New Delhi: Regimes change, empires fall, civilisations end and those in Congress who believe the grand old party will live forever must come down from the la-la land. As the seniors of the party have rightly pointed out and what even the lowest rung workers know, Congress needs immediate course correction including sweeping structural changes that are long overdue if it wants to survive the BJP onslaught.
Today’s CWC meet which was called after a desperate demand by a section of the anxious party members – part of the famous G23 – could have been a major opportunity to set things right. However, as it turned out quite predictably, nothing came out of it except just another assurance of holding elections and that too as late as September 2022. By then, polls in Punjab, Uttarakhand, Goa, Manipur and Uttar Pradesh (not that it has a major role here) will be done, in which the lack of leadership could cost the party dearly.
In an emphatic statement, the party’s interim chief Sonia Gandhi said she is the full-time, hands-on President. However, when the tussle between Amarinder Singh and Navjot Sidhu was at its height or when Kanhaiya Kumar and Jignesh Mevani were being inducted or when anything significant happens in the party, Rahul Gandhi is the one making the big decisions. When the Congress delegation tried to reach Lakhimpur Kheri, it was Rahul Gandhi who was flanked by two sitting chief ministers on either side. It is no secret that he is the de facto president of the party.
The trouble is he gave up this responsibility (officially) following the 2019 Lok Sabha debacle and has been unwilling to take it back despite repeated cajoling by party members.
Now, if Rahul Gandhi doesn’t want to own the responsibility, he has no business calling the shots. Power without accountability – what a luxury! Can’t have that in this situation. And party members who are hell bent on forcing the crown upon his head against his wishes should calm down. Your sycophancy is showing!
Congress is being humiliated in nearly all the elections it is contesting, be it Kerala and Assam recently or Delhi and Bihar last year. They have been struggling to hold on to even the states they won. The party fell apart in Karnataka and Madhya Pradesh (the so-called semifinal wins before the 2019 general elections). The murmurs rising from Punjab (Amarinder Vs Sidhu Vs Channi), Rajasthan (Gehlot Vs Pilot) and Chhattisgarh (Baghel Vs TS Singh Deo, is it?) are not comforting for the party either.
The warning bells have been ringing for far too long. How long before the castle crumbles?
In such a scenario, can the G23, which consists of some of the most committed loyalists, be blamed?

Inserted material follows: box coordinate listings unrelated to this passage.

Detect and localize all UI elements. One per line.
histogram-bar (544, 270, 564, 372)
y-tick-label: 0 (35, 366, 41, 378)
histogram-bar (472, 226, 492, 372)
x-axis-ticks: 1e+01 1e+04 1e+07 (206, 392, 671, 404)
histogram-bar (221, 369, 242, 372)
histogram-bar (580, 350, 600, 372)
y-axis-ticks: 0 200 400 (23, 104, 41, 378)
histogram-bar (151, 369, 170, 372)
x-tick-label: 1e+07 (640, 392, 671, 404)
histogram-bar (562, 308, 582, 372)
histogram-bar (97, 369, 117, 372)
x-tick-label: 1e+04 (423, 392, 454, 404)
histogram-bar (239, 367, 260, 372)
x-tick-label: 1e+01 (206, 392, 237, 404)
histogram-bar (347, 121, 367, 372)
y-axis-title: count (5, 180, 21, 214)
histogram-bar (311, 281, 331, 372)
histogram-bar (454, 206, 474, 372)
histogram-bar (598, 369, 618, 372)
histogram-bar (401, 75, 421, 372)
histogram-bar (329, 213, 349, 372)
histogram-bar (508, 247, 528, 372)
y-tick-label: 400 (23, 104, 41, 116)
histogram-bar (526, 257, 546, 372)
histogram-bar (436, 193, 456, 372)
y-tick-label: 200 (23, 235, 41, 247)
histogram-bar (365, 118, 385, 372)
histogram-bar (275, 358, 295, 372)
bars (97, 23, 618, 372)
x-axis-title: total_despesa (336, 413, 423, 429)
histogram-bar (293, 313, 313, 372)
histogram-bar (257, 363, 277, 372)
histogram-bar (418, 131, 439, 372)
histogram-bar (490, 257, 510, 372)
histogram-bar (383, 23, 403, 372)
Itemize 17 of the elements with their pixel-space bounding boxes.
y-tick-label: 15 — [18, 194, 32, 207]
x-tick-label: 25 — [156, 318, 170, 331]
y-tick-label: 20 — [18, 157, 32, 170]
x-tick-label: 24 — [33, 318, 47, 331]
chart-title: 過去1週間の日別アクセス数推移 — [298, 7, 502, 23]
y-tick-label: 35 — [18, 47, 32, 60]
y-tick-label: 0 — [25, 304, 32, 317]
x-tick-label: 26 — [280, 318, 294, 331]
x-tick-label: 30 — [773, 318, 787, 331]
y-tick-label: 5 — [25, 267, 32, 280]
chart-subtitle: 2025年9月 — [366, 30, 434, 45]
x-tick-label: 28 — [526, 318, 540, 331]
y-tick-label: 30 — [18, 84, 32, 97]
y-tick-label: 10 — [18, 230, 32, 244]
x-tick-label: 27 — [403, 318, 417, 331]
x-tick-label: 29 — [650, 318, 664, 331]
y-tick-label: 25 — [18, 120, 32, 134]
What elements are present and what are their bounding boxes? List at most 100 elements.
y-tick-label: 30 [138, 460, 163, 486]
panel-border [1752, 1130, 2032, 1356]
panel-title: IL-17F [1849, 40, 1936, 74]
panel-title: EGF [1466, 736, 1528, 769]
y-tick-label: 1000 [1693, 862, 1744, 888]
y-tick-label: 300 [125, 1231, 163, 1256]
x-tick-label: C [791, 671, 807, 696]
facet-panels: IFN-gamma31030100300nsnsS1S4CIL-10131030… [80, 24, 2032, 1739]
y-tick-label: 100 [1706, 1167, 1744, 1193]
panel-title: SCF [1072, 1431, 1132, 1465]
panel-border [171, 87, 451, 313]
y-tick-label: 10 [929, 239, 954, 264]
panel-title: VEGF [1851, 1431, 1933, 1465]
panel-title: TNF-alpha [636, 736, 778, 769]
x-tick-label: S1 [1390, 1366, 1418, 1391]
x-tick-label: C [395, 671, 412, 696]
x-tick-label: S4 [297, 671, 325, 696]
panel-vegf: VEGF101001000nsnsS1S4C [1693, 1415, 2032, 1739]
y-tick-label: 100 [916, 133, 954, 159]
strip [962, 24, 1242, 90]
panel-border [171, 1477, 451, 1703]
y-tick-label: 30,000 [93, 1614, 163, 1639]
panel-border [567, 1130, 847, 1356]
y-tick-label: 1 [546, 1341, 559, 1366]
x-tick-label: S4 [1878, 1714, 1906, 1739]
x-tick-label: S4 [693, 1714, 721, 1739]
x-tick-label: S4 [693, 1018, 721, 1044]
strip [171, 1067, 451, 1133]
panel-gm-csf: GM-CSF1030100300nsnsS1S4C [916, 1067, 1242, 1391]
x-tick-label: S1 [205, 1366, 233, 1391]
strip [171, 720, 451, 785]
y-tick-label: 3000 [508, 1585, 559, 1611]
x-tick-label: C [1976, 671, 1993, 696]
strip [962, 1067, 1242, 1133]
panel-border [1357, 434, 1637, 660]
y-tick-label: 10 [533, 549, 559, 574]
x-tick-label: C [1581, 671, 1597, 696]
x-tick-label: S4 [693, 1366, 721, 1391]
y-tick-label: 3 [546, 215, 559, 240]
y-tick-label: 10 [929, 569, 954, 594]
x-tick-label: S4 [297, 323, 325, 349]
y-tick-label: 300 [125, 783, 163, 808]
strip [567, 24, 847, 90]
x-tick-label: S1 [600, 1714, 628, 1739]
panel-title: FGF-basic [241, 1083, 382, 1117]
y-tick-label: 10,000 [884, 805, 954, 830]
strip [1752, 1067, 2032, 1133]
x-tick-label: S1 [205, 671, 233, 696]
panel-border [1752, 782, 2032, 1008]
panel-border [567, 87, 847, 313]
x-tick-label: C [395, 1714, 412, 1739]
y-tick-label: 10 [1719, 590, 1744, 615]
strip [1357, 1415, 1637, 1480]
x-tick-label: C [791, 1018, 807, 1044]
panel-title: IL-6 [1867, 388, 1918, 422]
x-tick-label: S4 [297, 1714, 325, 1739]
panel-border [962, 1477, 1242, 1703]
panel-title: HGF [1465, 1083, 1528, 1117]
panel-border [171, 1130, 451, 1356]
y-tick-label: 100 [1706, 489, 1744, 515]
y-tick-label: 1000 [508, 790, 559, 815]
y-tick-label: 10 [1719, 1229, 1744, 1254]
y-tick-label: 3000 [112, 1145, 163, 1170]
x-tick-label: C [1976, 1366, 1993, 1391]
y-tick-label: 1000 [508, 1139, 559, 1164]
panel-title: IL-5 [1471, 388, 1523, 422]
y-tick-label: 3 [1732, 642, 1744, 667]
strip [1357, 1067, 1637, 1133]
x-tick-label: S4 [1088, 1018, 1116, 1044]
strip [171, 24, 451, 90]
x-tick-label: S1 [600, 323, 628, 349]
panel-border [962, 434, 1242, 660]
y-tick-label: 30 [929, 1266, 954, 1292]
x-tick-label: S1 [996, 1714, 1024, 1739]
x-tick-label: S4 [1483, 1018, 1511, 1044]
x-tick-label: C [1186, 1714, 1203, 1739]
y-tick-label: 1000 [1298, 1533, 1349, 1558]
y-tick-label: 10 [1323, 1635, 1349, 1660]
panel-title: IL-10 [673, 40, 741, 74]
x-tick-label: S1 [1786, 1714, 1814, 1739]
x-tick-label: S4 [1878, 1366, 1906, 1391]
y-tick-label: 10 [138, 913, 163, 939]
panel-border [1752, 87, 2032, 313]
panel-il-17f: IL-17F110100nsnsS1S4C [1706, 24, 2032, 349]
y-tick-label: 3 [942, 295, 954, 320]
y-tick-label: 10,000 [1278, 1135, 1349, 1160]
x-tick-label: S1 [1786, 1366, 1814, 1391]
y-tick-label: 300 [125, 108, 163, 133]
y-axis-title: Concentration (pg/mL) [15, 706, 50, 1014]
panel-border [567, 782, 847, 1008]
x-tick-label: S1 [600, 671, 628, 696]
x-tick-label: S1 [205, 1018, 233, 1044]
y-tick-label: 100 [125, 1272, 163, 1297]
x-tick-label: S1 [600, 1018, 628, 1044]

They probably spoke up only because they had to, as a last resort. How is it wrong to question the lack of leadership which the rivals are joyfully taking advantage of? Should they remain mute spectators even as the party loses state after state? Sadly, leaders like Kapil Sibal are being treated as enemies, what with the disgraceful attack at his residence. All he wanted to know was who is the one leading the party.
The million-dollar question is – If not Rahul Gandhi, then who?
It is a difficult question indeed, given some of the fiercest Congress leaders, who were even being seen as the party’s future, deserted the party. Jyotiraditya Scindia, for example. Jitin Prasada, another one. Even Sachin Pilot came close to quitting the party last year.
The old faithful – those in the G23 gang – seem much more reliable – leaders like Shashi Tharoor, Ghulam Nabi Azad, Manish Tewari, Kapil Sibal and others. But they don’t enjoy a lot of support from their own party members. This is where the baton comes back to Rahul Gandhi who seems to be the undisputed favourite.
The only way out of this puzzle for the party is to do what it has not done since 1998, which it has needlessly been withholding for a long time. Hold elections. And do it now.
Lack of leadership in the party is its biggest vulnerability and the public can see right through it. Nobody likes to bet on a losing horse. The bottom line is that it is for the CWC to sort out the leadership issue if the party is to be saved. If they let the problem linger on for too long, they could possibly lose it all. They could either bring order in the house now or risk a slow, painful death.